Wednesday, November 23, 2011

it's thanksgiving! so let's talk about christmas! (obvi)

Some people say Christmas season doesn't start until after Thanksgiving. Others say it starts after Halloween. Personally, I start feeling a little festive October 25th, the Two Months Before Christmas Day... day. I may or may not have been part of a four person effort that decorated a few trees and light posts on campus with paper made Christmas ornaments last year. These ornaments may or may not have been in the shape of Christmas Dinosaurs, (because everyone knows that Dinosaurs are awesome, and I bet that if you asked a Dinosaur what his or her favorite holiday was, it would be Christmas).

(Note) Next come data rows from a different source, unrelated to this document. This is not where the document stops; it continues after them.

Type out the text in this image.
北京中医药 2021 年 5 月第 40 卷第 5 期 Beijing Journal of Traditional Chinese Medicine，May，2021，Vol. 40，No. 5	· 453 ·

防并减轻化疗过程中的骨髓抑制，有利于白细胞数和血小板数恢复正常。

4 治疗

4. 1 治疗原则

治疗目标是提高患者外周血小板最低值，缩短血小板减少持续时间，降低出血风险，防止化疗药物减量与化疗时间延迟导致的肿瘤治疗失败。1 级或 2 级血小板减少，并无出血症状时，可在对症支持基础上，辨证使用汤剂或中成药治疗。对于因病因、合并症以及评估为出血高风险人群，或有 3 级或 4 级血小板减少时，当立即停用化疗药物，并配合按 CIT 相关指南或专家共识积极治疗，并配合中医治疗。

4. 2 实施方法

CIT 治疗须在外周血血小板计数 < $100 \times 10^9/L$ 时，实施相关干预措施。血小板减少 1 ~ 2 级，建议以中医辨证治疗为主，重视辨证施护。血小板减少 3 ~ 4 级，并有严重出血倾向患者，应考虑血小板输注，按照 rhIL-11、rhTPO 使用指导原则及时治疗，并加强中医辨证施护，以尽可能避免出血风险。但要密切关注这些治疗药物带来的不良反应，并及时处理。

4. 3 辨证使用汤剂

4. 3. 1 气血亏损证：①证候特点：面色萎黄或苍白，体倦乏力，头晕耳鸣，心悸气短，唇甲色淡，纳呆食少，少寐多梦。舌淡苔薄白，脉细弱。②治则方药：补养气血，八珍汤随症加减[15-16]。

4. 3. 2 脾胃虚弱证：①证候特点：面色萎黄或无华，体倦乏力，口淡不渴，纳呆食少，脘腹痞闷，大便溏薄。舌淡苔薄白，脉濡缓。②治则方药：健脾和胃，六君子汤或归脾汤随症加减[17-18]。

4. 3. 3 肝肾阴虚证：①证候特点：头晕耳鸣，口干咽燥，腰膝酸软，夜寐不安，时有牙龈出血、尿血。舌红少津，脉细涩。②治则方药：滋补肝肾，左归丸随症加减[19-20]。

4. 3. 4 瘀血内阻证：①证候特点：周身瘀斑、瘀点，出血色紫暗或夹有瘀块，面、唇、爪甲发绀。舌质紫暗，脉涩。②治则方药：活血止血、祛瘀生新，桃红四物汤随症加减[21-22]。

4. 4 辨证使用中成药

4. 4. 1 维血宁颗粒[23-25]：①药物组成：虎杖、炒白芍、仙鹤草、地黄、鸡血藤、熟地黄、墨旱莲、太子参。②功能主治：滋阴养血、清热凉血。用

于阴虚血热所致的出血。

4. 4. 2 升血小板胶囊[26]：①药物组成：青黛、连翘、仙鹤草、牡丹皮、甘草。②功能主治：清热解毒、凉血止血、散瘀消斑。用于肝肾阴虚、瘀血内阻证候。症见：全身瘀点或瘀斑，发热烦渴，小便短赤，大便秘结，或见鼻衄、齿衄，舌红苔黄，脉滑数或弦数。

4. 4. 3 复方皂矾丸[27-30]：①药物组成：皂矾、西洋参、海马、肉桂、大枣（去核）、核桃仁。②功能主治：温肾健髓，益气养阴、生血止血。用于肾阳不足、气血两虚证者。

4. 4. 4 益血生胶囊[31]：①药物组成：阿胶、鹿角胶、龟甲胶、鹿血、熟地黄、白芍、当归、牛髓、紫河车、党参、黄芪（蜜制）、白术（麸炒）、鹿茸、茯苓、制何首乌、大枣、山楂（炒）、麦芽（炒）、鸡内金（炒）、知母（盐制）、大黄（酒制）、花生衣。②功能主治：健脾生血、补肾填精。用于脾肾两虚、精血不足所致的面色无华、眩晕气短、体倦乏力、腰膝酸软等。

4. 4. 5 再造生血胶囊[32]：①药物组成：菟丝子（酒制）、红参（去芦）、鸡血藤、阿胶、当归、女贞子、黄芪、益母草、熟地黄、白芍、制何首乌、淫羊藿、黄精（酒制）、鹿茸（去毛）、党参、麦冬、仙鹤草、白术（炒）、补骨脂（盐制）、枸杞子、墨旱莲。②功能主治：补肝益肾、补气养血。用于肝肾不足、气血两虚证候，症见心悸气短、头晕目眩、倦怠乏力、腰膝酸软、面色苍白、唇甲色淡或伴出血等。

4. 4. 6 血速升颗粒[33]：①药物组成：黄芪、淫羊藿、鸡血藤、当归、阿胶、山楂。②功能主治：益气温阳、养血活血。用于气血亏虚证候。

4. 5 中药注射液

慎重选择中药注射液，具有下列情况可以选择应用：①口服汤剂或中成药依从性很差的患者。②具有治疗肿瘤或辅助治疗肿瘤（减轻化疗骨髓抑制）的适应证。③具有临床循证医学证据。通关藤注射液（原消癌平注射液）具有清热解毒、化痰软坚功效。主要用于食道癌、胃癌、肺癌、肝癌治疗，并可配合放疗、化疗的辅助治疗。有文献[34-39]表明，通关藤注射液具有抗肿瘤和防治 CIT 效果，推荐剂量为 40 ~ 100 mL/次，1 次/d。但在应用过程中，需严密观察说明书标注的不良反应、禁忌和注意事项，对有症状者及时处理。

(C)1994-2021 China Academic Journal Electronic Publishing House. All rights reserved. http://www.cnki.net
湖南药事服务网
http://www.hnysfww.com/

The other day at work, a friend and co-worker mentioned putting on some Christmas tunes in the kitchen where we were busy making some hot toasted sandwiches. You see, when Josh Groban starts singing O Holy Night, I get jacked up and my productivity increases tenfold. Same goes for Mariah Carey's rendition of All I Want for Christmas is You.

But then an unspeakable horror occurred. (Well not really unspeakable because I'm going to talk about it right here). Another co-worker mentioned how she hated Christmas music and how she "quit" Christmas years ago. SHE QUIT CHRISTMAS! You can't do that! It's not like smoking or drinking, a bad habit something that you can just quit!

In all fairness, she was not digging any of the commercialism and has young kids who probably bug the crap out of her when December rolls around. So she isn't the biggest Grinch around. And she said something to the effect of "It's Christmas everyday." And I'm pretty sure I understood what she meant.

Or maybe I didn't understand at all what she was thinking, but this is what I thought about.

The idea of Christmas is something that is integral to my daily life. It's a key component of the Gospel. I'm not talking about any our silly traditions that revolve around Santa (or if you switch the letters around, Satan! Oh my!) cutting down trees and exchanging of gifts of course. But what Christmas celebrates is an incredible thing. The birth of Jesus, the realization of years of Jewish prophecy in the Old Testament, the beginning of sin's ultimate demise, begins the most important story of all time.

I believe that Christmas can be summed up in John 1:14 which says:
"The Word became flesh and made his dwelling among us. We have seen his glory, the glory of the One and Only, who came from the Father, full of grace and truth."

God came to dwell among us! This wasn't the first time God decided to dwell with man. In the past God's presence dwelt among the nation of Israel as they wondered the desert and His presence was made known by a tremendous sight as Exodus 40:38 says "For the cloud of the Lord was on the tabernacle by day, and fire was in it by night in the sight of all the house of Israel throughout all their journeys"

But this dwelling among men is different in Jesus. I imagine that a giant pillar of fire is real intimidating and scary. Something so powerful, so holy, so perfect cannot be approached by man. Remember that scene in Raiders of the Lost Ark (I love Harrison Ford! Han Solo, Indiana Jones, what a guy!) when those creepy Nazi guys open of the Ark of the Covenant and power inside the Ark, melts their faces? Yeah, I'd say that's actually an accurate picture of how we can't grasp and even stand to be in the presence of a perfect God, or that a just and righteous God can't stand to be in the presence of sinful people.

But in Jesus, God became man. He became an approachable baby in a manger in Roman occupied Israel, a far less terrifying sight than a tornado of fire leading a nation that would conquer the Holy Land. Through him, we have access to the father, to eternal life. We don't have to cower in fear before God. God came down to meet with us.

The holidays of Thanksgiving and Christmas are inseparable in my mind. Because the thing I am most thankful for is that "...Christ Jesus, who though he was in the form of God, did not count equality something to be grasped, but made himself nothing, taking the form of a servant, being born in the likeness of men, And being found in human form, he humbled himself by becoming obedient to the point of death, even death on a cross. Therefore God has highly exalted him and bestowed on him the name that is above every name, so that at the name of Jesus every knee should bow, in heaven and on earth and under the earth, and every tongue confess that Jesus Christ is Lord, to the glory of God the Father." Philippians 2:5-11.

Also, I think Easter is sweet too, but we can talk about Easter at the appropriate time, which is obviously, New Years, or maybe Presidents day?